1 in 5 newborns has a tear duct that is not fully developed. One or both eyes can be affected. In time, the tear duct finishes developing and the problem disappears. This usually happens within a few weeks of birth, although massage therapy of the duct is sometimes needed. In some infants it can take several months and occasionally a surgical procedure must be performed to unblock the tear duct.

Blocked tear ducts

What is amblyopia?

 Amblyopia (commonly called lazy eye) is the medical term for a loss of vision in an apparently healthy eye. This occurs in infants and young children if there is an imbalance of the image received between the two eyes.
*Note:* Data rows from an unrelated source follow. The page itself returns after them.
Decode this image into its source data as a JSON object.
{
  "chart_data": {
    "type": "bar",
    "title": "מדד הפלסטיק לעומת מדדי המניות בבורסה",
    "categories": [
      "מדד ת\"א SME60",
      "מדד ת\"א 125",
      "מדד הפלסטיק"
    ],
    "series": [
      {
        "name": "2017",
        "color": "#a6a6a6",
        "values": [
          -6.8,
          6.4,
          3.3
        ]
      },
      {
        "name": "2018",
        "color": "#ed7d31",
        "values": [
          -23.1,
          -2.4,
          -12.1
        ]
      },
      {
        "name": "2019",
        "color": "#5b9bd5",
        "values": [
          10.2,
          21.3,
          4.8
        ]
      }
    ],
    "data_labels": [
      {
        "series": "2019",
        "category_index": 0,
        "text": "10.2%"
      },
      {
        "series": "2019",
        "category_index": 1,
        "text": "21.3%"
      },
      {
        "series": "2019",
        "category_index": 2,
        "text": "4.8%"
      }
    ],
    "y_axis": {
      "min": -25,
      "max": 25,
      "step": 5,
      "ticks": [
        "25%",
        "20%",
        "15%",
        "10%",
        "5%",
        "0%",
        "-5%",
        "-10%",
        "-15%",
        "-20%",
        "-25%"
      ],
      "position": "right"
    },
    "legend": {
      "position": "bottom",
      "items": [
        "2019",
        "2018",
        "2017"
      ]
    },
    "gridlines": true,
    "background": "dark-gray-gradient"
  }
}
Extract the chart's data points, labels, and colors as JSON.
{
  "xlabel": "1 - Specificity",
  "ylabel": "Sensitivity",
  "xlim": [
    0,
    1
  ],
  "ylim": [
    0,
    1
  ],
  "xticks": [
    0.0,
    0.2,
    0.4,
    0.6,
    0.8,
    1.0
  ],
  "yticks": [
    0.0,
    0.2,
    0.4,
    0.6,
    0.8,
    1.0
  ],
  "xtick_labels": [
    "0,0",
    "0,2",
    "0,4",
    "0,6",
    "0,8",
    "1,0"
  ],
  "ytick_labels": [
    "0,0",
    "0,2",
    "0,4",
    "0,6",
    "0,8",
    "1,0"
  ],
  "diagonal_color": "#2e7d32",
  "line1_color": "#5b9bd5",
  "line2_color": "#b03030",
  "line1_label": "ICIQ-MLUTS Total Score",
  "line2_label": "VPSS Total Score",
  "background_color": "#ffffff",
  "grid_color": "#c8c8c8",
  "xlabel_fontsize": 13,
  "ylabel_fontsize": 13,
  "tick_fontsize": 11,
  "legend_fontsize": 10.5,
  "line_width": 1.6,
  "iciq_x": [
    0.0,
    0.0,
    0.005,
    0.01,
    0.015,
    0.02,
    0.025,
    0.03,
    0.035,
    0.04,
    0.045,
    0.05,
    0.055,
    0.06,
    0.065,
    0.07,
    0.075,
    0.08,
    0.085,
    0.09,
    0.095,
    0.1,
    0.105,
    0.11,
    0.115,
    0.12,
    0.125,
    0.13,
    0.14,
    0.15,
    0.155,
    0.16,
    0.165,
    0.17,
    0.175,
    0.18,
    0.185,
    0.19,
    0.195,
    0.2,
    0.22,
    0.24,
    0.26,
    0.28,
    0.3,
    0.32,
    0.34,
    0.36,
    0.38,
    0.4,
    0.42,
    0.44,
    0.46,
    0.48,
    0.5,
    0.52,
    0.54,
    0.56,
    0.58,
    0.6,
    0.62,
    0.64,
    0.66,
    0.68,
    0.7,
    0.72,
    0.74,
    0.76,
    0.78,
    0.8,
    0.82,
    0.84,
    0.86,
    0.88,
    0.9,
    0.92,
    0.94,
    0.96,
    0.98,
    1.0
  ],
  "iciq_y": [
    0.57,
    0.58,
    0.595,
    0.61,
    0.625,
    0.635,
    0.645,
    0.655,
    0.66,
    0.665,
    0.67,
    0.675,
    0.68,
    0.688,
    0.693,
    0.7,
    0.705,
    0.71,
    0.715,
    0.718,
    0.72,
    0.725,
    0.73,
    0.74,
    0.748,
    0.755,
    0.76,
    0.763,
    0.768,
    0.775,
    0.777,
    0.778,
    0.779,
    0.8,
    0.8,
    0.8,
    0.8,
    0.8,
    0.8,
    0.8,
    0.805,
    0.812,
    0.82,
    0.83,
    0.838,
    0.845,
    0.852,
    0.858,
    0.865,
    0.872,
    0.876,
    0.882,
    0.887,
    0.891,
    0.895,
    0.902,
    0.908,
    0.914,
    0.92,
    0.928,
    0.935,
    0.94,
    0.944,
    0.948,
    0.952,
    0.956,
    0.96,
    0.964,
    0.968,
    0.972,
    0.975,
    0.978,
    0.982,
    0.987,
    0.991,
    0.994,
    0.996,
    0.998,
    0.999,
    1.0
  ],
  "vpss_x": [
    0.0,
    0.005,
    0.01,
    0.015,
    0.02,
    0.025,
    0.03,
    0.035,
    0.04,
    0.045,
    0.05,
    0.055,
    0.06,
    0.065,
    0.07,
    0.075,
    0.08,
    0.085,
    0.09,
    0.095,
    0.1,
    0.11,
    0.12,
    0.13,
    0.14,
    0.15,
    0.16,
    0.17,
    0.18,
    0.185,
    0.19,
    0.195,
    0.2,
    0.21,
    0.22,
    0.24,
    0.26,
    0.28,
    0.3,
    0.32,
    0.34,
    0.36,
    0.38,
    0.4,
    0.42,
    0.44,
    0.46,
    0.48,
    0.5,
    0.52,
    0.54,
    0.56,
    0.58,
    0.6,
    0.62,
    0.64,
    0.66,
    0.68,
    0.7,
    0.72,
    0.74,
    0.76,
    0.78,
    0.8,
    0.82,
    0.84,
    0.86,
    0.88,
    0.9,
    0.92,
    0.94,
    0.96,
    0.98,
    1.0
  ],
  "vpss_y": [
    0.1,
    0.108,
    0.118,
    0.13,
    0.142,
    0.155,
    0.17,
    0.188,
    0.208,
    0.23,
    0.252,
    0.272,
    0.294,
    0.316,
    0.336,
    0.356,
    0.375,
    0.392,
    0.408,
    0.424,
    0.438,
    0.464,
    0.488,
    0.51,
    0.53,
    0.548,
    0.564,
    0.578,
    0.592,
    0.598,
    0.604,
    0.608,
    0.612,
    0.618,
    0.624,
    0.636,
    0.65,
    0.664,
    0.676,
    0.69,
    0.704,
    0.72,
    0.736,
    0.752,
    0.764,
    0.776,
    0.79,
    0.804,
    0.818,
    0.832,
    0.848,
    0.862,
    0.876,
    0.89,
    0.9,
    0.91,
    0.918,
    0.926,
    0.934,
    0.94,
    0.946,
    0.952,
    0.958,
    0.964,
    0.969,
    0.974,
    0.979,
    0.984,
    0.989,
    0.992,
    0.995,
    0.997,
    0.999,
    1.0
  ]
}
An eye imbalance can occur when there is cataract, strabismus, ptosis (droopy eyelid), eye injury, or refractive error that is worse in one eye. Amblyopia usually does not have symptoms and often is discovered at a school vision screening. It is ideally treated by an eye doctor before the child is 6 to 10 years old or the vision loss will be permanent. Treatment entails correcting the underlying problem and encouraging the child to use the lazy eye by wearing glasses and/or wearing a patch over the “good” eye or by instilling an eyedrop to the good eye.